By Geoffrey Moore, MDV Venture Partner
What you are likely to find in a downturn is that niche markets will take precedence over mass markets. That is because the most compelling value propositions—the ones that move even a tight-fisted customer to spend in tough times—tend to be local rather than global. Thus the financial services industry will be under enormous pressure to spend on compliance solutions, the health care industry on productivity solutions, and the media and advertising communities on better targeted marketing solutions. General purpose productivity investments, by contrast, are more likely to be put on hold.
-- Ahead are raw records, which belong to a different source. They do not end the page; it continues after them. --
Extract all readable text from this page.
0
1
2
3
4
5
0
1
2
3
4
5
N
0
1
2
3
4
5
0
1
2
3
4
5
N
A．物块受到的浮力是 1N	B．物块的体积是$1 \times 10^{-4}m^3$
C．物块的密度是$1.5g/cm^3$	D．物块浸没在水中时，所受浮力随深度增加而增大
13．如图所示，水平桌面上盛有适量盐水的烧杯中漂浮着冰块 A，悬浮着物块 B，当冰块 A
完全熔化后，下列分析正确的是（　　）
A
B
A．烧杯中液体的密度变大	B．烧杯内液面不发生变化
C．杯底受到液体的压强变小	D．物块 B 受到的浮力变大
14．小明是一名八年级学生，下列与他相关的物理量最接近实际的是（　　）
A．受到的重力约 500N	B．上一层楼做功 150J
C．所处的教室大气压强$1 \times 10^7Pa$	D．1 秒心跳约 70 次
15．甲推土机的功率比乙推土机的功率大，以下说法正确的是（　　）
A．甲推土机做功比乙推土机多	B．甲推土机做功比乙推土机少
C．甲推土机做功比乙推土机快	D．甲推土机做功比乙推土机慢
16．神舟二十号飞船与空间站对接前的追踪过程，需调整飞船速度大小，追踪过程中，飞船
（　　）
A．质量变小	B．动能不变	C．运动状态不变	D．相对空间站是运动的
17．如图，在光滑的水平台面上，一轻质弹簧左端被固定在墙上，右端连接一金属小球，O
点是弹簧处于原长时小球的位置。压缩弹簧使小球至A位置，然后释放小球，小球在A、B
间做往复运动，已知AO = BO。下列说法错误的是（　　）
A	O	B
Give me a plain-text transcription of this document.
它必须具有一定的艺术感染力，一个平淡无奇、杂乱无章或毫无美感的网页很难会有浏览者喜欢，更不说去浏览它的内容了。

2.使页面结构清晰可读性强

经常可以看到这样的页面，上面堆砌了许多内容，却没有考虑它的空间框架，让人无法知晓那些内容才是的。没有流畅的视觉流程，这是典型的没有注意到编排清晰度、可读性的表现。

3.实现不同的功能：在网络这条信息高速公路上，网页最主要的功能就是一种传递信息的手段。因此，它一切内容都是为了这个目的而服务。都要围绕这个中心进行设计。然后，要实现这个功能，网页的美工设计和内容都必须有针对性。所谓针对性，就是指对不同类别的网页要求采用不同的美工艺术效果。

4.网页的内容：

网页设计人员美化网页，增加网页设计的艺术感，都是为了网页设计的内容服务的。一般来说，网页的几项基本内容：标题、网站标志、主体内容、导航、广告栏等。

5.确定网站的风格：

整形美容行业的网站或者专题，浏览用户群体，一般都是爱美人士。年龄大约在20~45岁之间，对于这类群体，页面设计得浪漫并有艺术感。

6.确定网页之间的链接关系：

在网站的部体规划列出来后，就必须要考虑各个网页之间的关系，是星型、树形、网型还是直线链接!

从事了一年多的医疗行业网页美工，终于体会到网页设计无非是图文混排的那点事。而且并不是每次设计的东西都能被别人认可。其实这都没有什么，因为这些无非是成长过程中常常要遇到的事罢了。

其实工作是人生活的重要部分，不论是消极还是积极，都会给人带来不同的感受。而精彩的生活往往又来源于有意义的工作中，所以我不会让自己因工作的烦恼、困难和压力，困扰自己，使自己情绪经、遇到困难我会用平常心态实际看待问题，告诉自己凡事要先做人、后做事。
The result of these circumstances is that mass markets in a recession become severely commoditized, rewarding only the lowest cost producers. Companies who chase them anyway become unsustainably unprofitable and end up being consolidated. Companies who focus on niche markets, by contrast, find their customers are more loyal and their offers more valuable. As a result they can charge higher margins over what is admittedly a smaller landscape, finding profitability in a downsized form. Niche market winners, in other words, live to fight another day.
For companies under $500 M, a single niche market can offer immediate returns at a sufficient scale to warrant a major strategic bet. For large established corporations, on the other hand, no single niche market moves the needle sufficiently by itself. These companies must instead attack large numbers of niche markets simultaneously in order to create meaningful total returns. How is this possible?
The answer is to focus individual business units (or their moral equivalents in your form of organization) on finding the growth niches within their existing installed bases. Merhdad Baghai and his colleagues outline this idea effectively in their book The Granularity of Growth (see also an article of the same title in the May, 2007, McKinsey Quarterly). Their research shows that even in the lowest growth markets there are pockets of high growth, either in terms of geographical regions or specialized populations. To capitalize on these opportunities corporations need to modify their offerings and their go-to-market programs, but not radically. More than anything else, they simply need to focus, to overspend within the niches, and under-spend elsewhere. This is not radical, but it is disruptive and does require a change in management methods, key metrics, compensation incentives, and reporting systems.
Big or small, niche market strategy is the order of the day for all companies except the lowest cost consolidator. For that company alone commoditization is an ally, and its goal is to drive prices so low as to clear the field. Such scorching the earth will not penetrate deeply into niche markets, however, for the value gained from customized offerings exceeds the cost saved from a commodity purchase.